I'm using a custom dataset containing 3D points to perform SSG classification. My input data has no additional features other than its coordinates xyz. While performing the validation sanity check I get the following error : RuntimeError: Given groups=1, weight of size 64 6 1 1, expected input[32, 3, 512, 64] to have 6 channels, but got 3 channels instead which is thrown by this line of code. In the PointnetSA module the use_xyz block adds +3 to the first MLP element, so instead of expecting 3 point features it expects 6 input features even in the first set abstraction layer. I understand that new features are created along the hierarchy but the first set abstraction layer should be able to work with just its three coordinates (correct me if I'm wrong!). Thanks for any help!
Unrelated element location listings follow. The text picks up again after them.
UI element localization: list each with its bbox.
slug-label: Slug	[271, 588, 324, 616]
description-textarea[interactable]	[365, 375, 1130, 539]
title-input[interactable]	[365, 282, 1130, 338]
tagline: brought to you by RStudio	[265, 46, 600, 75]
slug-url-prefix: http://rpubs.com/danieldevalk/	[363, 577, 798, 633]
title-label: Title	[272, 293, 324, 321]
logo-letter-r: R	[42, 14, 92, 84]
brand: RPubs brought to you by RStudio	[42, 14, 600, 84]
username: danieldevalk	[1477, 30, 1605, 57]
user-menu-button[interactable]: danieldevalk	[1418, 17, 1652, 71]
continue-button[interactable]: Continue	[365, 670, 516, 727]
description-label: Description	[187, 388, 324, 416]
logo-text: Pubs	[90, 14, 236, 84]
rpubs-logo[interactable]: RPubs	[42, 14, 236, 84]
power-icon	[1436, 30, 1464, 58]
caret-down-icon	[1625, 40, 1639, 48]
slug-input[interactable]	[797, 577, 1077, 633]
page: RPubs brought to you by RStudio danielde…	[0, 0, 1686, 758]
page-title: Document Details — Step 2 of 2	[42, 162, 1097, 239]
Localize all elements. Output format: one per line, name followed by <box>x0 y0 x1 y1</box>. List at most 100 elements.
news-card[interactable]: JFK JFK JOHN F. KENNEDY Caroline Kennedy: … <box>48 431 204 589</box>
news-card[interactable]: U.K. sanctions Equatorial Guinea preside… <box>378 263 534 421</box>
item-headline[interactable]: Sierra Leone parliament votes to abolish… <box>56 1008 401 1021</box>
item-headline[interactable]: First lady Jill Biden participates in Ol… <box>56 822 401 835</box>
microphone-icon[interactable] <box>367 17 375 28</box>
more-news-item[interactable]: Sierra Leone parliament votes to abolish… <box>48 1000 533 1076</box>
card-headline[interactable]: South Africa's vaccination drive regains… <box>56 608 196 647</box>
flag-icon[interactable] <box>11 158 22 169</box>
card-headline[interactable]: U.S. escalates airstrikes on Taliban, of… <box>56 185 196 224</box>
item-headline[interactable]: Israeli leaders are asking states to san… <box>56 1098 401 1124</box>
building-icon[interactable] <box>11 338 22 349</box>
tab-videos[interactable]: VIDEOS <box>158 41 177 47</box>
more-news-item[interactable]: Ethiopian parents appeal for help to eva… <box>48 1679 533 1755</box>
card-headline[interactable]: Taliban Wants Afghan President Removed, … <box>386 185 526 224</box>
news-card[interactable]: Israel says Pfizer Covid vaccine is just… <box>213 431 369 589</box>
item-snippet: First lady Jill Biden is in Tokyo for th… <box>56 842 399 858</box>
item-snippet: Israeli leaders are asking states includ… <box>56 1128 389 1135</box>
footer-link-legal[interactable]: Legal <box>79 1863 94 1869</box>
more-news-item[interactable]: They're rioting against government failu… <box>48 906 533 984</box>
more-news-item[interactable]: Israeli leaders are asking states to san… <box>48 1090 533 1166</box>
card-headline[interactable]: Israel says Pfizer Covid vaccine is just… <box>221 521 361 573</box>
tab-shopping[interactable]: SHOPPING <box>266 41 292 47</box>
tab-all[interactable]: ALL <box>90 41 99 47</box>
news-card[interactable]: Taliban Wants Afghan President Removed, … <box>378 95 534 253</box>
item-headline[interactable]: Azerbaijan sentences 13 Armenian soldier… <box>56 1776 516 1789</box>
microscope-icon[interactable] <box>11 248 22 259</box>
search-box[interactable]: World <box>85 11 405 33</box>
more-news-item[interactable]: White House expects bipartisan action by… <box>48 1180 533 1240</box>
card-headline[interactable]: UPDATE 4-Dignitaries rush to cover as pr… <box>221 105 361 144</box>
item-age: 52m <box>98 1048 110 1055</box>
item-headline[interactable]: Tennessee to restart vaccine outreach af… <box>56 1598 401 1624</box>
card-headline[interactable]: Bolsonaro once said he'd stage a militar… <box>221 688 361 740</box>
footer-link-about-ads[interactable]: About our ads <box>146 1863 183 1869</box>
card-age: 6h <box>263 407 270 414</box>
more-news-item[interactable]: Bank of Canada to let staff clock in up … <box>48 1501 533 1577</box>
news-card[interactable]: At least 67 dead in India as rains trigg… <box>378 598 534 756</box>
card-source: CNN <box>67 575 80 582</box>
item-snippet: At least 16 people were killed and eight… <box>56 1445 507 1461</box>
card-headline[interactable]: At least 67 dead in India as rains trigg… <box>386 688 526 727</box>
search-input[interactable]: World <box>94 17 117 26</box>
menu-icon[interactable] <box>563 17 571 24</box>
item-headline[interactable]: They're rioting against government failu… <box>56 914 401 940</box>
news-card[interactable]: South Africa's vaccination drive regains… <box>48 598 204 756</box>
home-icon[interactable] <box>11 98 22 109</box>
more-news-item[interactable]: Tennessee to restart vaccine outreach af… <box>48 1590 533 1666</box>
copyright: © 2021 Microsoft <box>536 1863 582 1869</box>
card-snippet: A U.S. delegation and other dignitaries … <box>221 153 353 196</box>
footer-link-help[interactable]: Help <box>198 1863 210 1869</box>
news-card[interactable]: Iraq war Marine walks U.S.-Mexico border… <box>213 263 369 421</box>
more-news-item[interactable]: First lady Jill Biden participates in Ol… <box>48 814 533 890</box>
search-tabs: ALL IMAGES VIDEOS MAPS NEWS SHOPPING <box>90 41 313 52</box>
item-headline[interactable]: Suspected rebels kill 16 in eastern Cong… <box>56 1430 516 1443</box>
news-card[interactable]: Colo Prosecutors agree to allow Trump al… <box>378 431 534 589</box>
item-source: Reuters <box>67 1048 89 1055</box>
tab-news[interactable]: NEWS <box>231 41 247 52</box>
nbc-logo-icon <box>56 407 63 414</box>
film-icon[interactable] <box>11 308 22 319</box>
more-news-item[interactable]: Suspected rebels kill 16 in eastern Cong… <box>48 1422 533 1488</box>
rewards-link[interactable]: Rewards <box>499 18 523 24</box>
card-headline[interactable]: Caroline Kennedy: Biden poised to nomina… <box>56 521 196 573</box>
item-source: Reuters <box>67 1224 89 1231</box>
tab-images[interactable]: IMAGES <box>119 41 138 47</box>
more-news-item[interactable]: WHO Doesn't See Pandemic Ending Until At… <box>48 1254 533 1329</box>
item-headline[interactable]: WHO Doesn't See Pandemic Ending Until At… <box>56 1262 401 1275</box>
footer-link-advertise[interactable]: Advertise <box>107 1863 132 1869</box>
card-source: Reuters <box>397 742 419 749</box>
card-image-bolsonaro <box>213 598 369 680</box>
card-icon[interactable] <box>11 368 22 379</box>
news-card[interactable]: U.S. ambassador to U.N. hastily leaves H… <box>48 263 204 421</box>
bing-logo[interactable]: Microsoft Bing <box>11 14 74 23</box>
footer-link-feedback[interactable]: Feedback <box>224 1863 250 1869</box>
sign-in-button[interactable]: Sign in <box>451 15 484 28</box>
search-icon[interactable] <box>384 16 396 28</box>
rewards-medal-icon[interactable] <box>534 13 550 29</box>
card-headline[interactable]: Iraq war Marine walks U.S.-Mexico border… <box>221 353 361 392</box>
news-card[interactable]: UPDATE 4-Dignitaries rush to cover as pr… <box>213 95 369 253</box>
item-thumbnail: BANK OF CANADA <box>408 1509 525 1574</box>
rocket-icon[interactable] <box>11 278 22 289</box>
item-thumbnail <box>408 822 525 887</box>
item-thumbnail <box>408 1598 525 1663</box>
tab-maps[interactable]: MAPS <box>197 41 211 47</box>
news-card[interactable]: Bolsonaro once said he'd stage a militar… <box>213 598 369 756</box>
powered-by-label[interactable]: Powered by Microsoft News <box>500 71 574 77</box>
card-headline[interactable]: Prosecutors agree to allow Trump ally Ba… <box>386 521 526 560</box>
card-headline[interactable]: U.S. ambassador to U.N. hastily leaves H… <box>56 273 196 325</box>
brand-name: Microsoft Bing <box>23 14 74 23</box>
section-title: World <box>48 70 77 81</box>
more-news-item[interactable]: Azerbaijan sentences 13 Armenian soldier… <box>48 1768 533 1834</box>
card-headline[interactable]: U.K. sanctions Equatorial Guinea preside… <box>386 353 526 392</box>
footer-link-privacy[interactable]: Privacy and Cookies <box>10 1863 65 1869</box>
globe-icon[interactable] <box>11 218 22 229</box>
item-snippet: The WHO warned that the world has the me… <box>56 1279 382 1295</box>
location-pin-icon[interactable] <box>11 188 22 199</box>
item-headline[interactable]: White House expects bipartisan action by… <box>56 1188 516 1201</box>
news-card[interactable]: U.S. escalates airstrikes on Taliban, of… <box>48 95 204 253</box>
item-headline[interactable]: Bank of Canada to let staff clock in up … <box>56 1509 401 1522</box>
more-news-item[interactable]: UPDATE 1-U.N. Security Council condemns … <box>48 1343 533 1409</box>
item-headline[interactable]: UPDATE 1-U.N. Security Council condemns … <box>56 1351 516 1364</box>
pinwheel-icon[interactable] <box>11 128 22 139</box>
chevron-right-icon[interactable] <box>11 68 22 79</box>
erikwijmans commented 4 years ago

The operations support features=None and having [0] as the first dimension in the MLP is valid. The example model implementations aren't set up to support that however. You will need to modify the initial MLP specs to expect that and/or add a field to the config (e.g. here: https://github.com/erikwijmans/Pointnet2_PyTorch/blob/master/pointnet2/models/pointnet2_ssg_cls.py#L70)

paulm423 commented 4 years ago

Hi @yangvnks

I am also using data with no additionnal features, did you find an easy way to modify the code, so it does not raise an error?

Thanks

yangvnks commented 4 years ago

Hi @paulm423 ,

Fastest way I found was to modify this line with mlp=[0, 64, 64, 128]. This way when using use_xyz only the three coordinates are used. Hope that helps.

AnselmC commented 3 years ago

For others using the SSG segmentation task, you'll need to additionally remove the +6 from this line.